Pesto, in the words of the great Marcella Hazan, is ‘the most seductive of all sauces for pasta’. I completely agree…so seductive.
The first time I had spaghetti al pesto as a child I remember contemplating never eating any other kind of pasta sauce ever again. Obviously I was an irrational child and clearly that never happened, but pesto is still, hands down, my all time favourite sauce for pasta. We’ve had a little bit of a love affair going on for a while now…
Pesto by law of the Genovese is not to be cooked nor heated through – what a crime it would be! Instead, reserve a couple of tablespoons of the water in which your pasta has cooked in, add it to the pesto to loosen, then simply toss it with your beautiful al dente pasta.
But who likes rules? I say go pesto mad wherever and whenever possible in whichever way you want.

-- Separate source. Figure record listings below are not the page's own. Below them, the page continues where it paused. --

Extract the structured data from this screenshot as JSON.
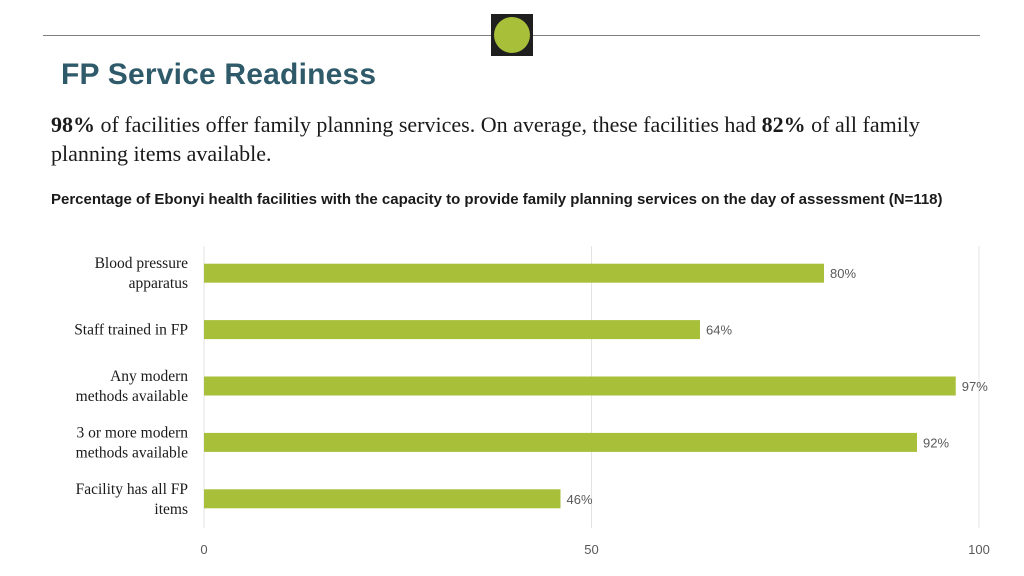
{
  "header": {
    "title": "FP Service Readiness",
    "logo_icon": "green-circle-logo-icon"
  },
  "summary": {
    "pct_offer": "98%",
    "text_a": " of facilities offer family planning services. On average, these facilities had ",
    "pct_items": "82%",
    "text_b": " of all family planning items available."
  },
  "chart_data": {
    "type": "bar",
    "orientation": "horizontal",
    "title": "Percentage of Ebonyi health facilities with the capacity to provide family planning services on the day of assessment (N=118)",
    "categories": [
      [
        "Blood pressure",
        "apparatus"
      ],
      [
        "Staff trained in FP"
      ],
      [
        "Any modern",
        "methods available"
      ],
      [
        "3 or more modern",
        "methods available"
      ],
      [
        "Facility has all FP",
        "items"
      ]
    ],
    "values": [
      80,
      64,
      97,
      92,
      46
    ],
    "data_labels": [
      "80%",
      "64%",
      "97%",
      "92%",
      "46%"
    ],
    "xlim": [
      0,
      100
    ],
    "xticks": [
      0,
      50,
      100
    ],
    "grid": true,
    "bar_color": "#a8bf3a",
    "xlabel": "",
    "ylabel": ""
  }
}
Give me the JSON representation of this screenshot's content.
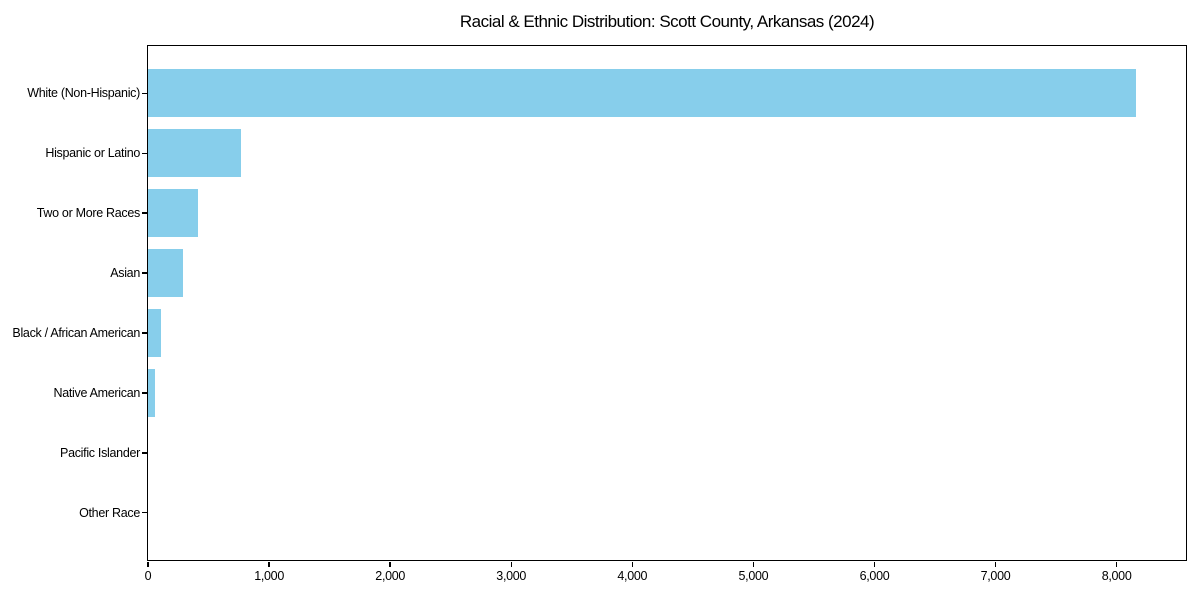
{
  "chart_data": {
    "type": "bar",
    "orientation": "horizontal",
    "title": "Racial & Ethnic Distribution: Scott County, Arkansas (2024)",
    "categories": [
      "White (Non-Hispanic)",
      "Hispanic or Latino",
      "Two or More Races",
      "Asian",
      "Black / African American",
      "Native American",
      "Pacific Islander",
      "Other Race"
    ],
    "values": [
      8165,
      775,
      420,
      290,
      110,
      60,
      5,
      2
    ],
    "bar_color": "#87CEEB",
    "text_color": "#000000",
    "background": "#ffffff",
    "xlabel": "",
    "ylabel": "",
    "grid": false,
    "legend": null,
    "xlim": [
      0,
      8573
    ],
    "ylim": [
      -0.79,
      7.79
    ],
    "bar_thickness_fraction": 0.8,
    "x_ticks": {
      "values": [
        0,
        1000,
        2000,
        3000,
        4000,
        5000,
        6000,
        7000,
        8000
      ],
      "labels": [
        "0",
        "1,000",
        "2,000",
        "3,000",
        "4,000",
        "5,000",
        "6,000",
        "7,000",
        "8,000"
      ]
    }
  }
}
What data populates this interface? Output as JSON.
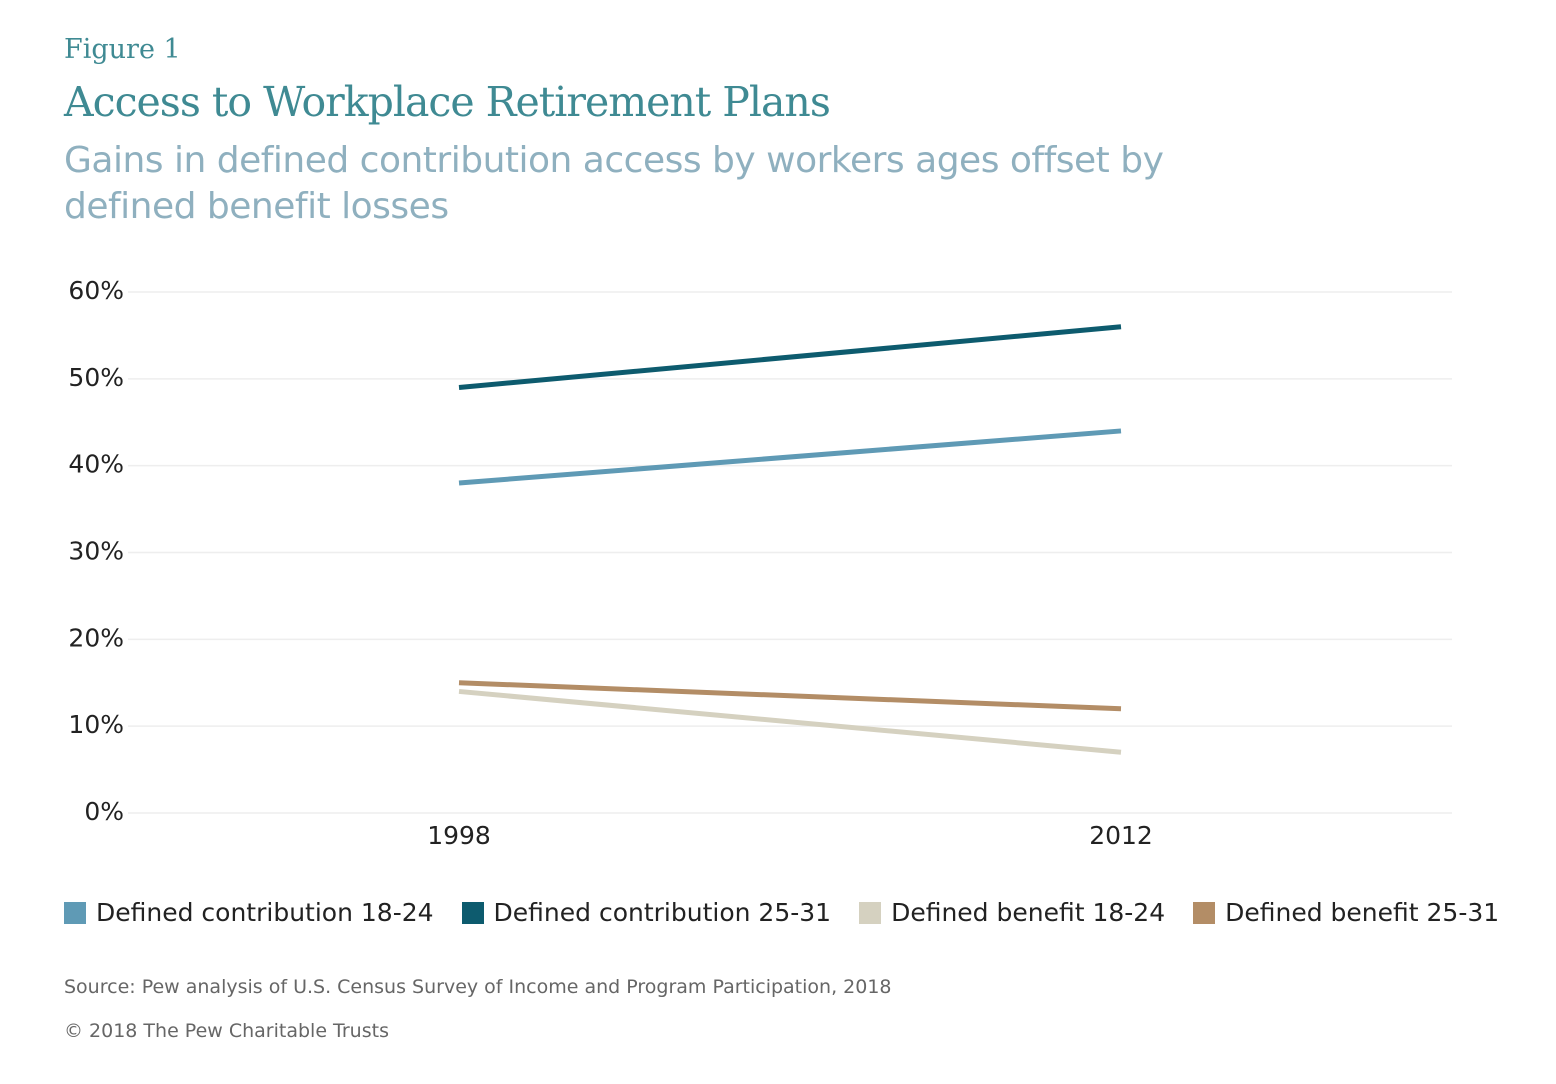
{
  "chart_data": {
    "type": "line",
    "figure_label": "Figure 1",
    "title": "Access to Workplace Retirement Plans",
    "subtitle": "Gains in defined contribution access by workers ages offset by defined benefit losses",
    "categories": [
      "1998",
      "2012"
    ],
    "series": [
      {
        "name": "Defined contribution 18-24",
        "color": "#5f9ab5",
        "values": [
          38,
          44
        ]
      },
      {
        "name": "Defined contribution 25-31",
        "color": "#0d5b6e",
        "values": [
          49,
          56
        ]
      },
      {
        "name": "Defined benefit 18-24",
        "color": "#d5d1c0",
        "values": [
          14,
          7
        ]
      },
      {
        "name": "Defined benefit 25-31",
        "color": "#b38d66",
        "values": [
          15,
          12
        ]
      }
    ],
    "ylim": [
      0,
      60
    ],
    "yticks": [
      {
        "value": 0,
        "label": "0%"
      },
      {
        "value": 10,
        "label": "10%"
      },
      {
        "value": 20,
        "label": "20%"
      },
      {
        "value": 30,
        "label": "30%"
      },
      {
        "value": 40,
        "label": "40%"
      },
      {
        "value": 50,
        "label": "50%"
      },
      {
        "value": 60,
        "label": "60%"
      }
    ],
    "grid": true,
    "source": "Source: Pew analysis of U.S. Census Survey of Income and Program Participation, 2018",
    "copyright": "© 2018 The Pew Charitable Trusts"
  }
}
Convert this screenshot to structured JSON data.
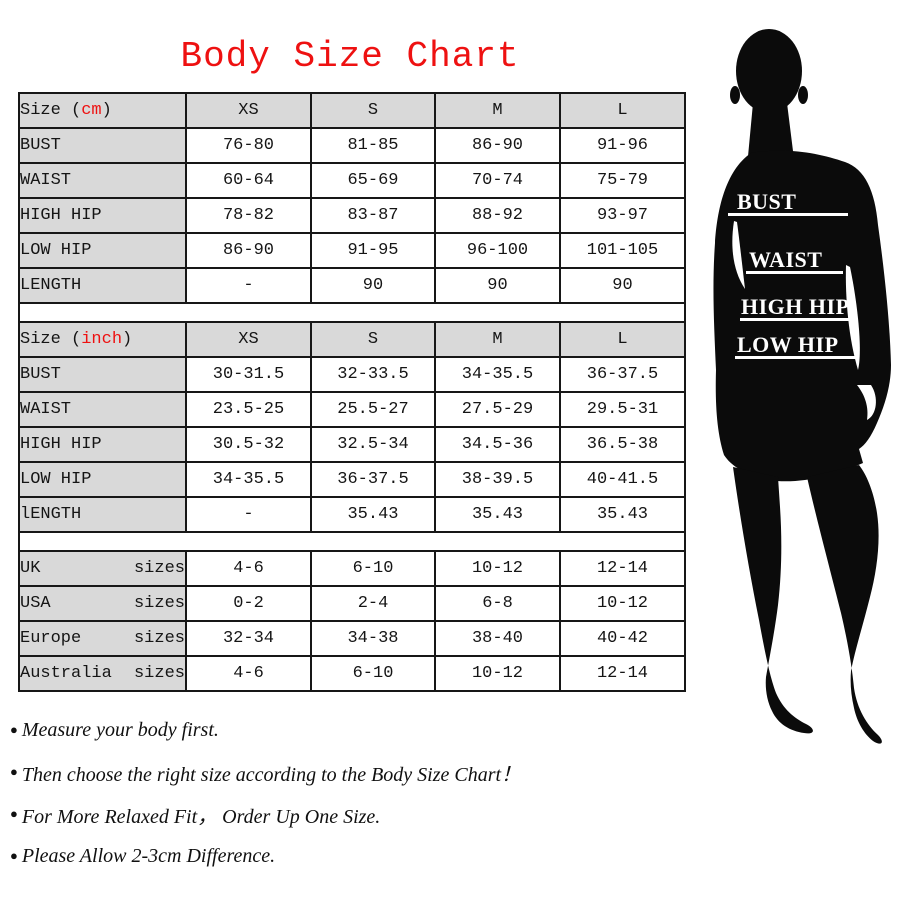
{
  "title": "Body Size Chart",
  "colors": {
    "accent_red": "#ee1111",
    "header_gray": "#d9d9d9",
    "silhouette_black": "#0b0b0b",
    "border_black": "#171717"
  },
  "size_tables": [
    {
      "name": "cm",
      "unit_label": {
        "pre": "Size (",
        "unit": "cm",
        "post": ")"
      },
      "columns": [
        "XS",
        "S",
        "M",
        "L"
      ],
      "rows": [
        {
          "label": "BUST",
          "values": [
            "76-80",
            "81-85",
            "86-90",
            "91-96"
          ]
        },
        {
          "label": "WAIST",
          "values": [
            "60-64",
            "65-69",
            "70-74",
            "75-79"
          ]
        },
        {
          "label": "HIGH HIP",
          "values": [
            "78-82",
            "83-87",
            "88-92",
            "93-97"
          ]
        },
        {
          "label": "LOW HIP",
          "values": [
            "86-90",
            "91-95",
            "96-100",
            "101-105"
          ]
        },
        {
          "label": "LENGTH",
          "values": [
            "-",
            "90",
            "90",
            "90"
          ]
        }
      ],
      "trailing_empty_row": true
    },
    {
      "name": "inch",
      "unit_label": {
        "pre": "Size (",
        "unit": "inch",
        "post": ")"
      },
      "columns": [
        "XS",
        "S",
        "M",
        "L"
      ],
      "rows": [
        {
          "label": "BUST",
          "values": [
            "30-31.5",
            "32-33.5",
            "34-35.5",
            "36-37.5"
          ]
        },
        {
          "label": "WAIST",
          "values": [
            "23.5-25",
            "25.5-27",
            "27.5-29",
            "29.5-31"
          ]
        },
        {
          "label": "HIGH HIP",
          "values": [
            "30.5-32",
            "32.5-34",
            "34.5-36",
            "36.5-38"
          ]
        },
        {
          "label": "LOW HIP",
          "values": [
            "34-35.5",
            "36-37.5",
            "38-39.5",
            "40-41.5"
          ]
        },
        {
          "label": "lENGTH",
          "values": [
            "-",
            "35.43",
            "35.43",
            "35.43"
          ]
        }
      ],
      "trailing_empty_row": true
    },
    {
      "name": "international",
      "rows": [
        {
          "label": "UK",
          "label_suffix": "sizes",
          "values": [
            "4-6",
            "6-10",
            "10-12",
            "12-14"
          ]
        },
        {
          "label": "USA",
          "label_suffix": "sizes",
          "values": [
            "0-2",
            "2-4",
            "6-8",
            "10-12"
          ]
        },
        {
          "label": "Europe",
          "label_suffix": "sizes",
          "values": [
            "32-34",
            "34-38",
            "38-40",
            "40-42"
          ]
        },
        {
          "label": "Australia",
          "label_suffix": "sizes",
          "values": [
            "4-6",
            "6-10",
            "10-12",
            "12-14"
          ]
        }
      ],
      "trailing_empty_row": false
    }
  ],
  "figure": {
    "labels": [
      "BUST",
      "WAIST",
      "HIGH HIP",
      "LOW HIP"
    ]
  },
  "notes": [
    "Measure your body first.",
    "Then choose the right size according to the Body Size Chart！",
    "For More Relaxed Fit， Order Up One Size.",
    "Please Allow 2-3cm Difference."
  ]
}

Recipe adapted from Marcella Hazan
- Roughly 100g fresh basil leaves, rinsed with cold water
- 2 cloves of garlic, roughly chopped with salt
- 3 tablespoons pine nuts
- 2 tablespoons walnut halves
- 50g fresh parmigiano reggiano, finely grated
- 25g fresh pecorino romano, finely grated
- 8 tablespoons good quality extra virgin olive oil
- 40g butter, room temperature
In a food processor add the basil leaves, garlic, pine nuts, walnuts, olive oil and a generous seasoning of salt and pepper and blend to a creamy consistency.
Transfer to a bowl and by hand mix in the two cheeses until fully incorporated, then stir in the softened butter until is it distributed evenly throughout.
Makes around 400g of seductive pesto.
Note: To store your pesto pour roughly ½cm of olive oil on top to prevent oxidation and discolouration. It should keep for around 1 week in the fridge. Bring to room temperature before use in order to re-soften the butter.